In the first hour the RRF portal was live—featuring a Spanish language option in a first for the SBA, as well as assistance in eight other languages beyond English—Polmar had gotten calls from half a dozen panicked people stuck inside the system “saying, ‘Should I hit refresh or sit here and watch the screen—what should I do?’ Then 15 minutes later saying, ‘Ok, it’s all done,’” she said. Jason Wang, owner of Xi’an Famous Foods restaurants in New York, had hit these snags—multiple times, as he was applying for grants for over 12 restaurants. Still, he said the process had significantly improved since the first PPP applications were rolled out last year, calling it “pretty accessible” by comparison.

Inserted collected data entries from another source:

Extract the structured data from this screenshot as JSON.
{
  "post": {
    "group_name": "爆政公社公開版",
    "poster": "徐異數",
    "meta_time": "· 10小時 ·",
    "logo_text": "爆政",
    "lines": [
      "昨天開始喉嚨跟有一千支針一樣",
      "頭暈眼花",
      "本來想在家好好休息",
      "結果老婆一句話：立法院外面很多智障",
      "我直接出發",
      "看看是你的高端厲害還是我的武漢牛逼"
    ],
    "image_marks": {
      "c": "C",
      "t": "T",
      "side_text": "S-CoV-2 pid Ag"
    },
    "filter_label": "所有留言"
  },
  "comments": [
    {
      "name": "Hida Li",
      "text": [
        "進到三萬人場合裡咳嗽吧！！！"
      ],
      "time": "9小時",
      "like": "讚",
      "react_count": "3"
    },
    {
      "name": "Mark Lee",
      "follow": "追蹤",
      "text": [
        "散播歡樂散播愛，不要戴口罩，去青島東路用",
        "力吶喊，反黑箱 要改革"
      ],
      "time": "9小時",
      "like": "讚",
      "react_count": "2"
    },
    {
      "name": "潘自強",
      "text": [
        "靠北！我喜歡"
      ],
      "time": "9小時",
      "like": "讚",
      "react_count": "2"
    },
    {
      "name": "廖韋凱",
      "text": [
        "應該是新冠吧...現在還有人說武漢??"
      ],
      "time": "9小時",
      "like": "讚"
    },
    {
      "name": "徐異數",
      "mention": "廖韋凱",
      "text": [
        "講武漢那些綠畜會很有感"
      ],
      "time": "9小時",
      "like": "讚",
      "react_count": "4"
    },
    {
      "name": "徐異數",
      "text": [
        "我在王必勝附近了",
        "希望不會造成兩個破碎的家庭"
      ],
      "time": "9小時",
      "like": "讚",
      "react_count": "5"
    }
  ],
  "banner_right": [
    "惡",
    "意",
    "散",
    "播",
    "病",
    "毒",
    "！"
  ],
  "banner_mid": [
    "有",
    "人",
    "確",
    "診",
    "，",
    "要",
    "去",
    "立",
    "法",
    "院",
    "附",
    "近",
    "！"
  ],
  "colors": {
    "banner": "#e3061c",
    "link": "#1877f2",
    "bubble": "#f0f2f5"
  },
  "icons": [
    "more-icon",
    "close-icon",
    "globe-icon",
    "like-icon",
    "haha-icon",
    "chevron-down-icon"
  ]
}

He said he was grateful for the opportunity to apply for more funding (he’d gotten both PPP and Economic Injury Disaster loans): “We’ve been running on a very low tank of gas all this time, but what matters is finding out if this is going to be the light at the end of the tunnel that gives me and many others comfort that we’re not digging ourselves into another hole,” he said. But he was also concerned about who would be left behind, not just because of insufficient funds but because a certain number of mom and pop shops “operate a good portion as cash businesses and even though a conservative person would say, ‘So what, that’s what you get when you don’t pay taxes,’ you’re losing value to society and shrinking the restaurant industry.”
Nevertheless, Wang, like others, was feeling cautiously optimistic that the industry was on track to regain some equilibrium, although he knew this assuredly meant not every restaurant was destined to survive. Polmar expressed confidence that the RRF grants would make a big difference at least to some struggling businesses. FieldTrip’s Johnson wondered if the “free” money would result in a sales tax hike, but enthused regardless, “I’ll take it.” La Vara’s Raij, who had managed to score a PPP loan in the “second round of the first round” last year that “for sure saved us,” hoped that an RRF grant would similarly prove to be what she called a “lifesaver.” While the PPP had given her “a little bit of a reprieve and I wouldn’t have been in business without it,” she said the RRF would “allow you to be able to imagine a little bit of a future. It doesn’t feel easy right now, but it feels fair and I have to believe in this because it’s my lifeline. I’m going into it thinking it’s going to be great.”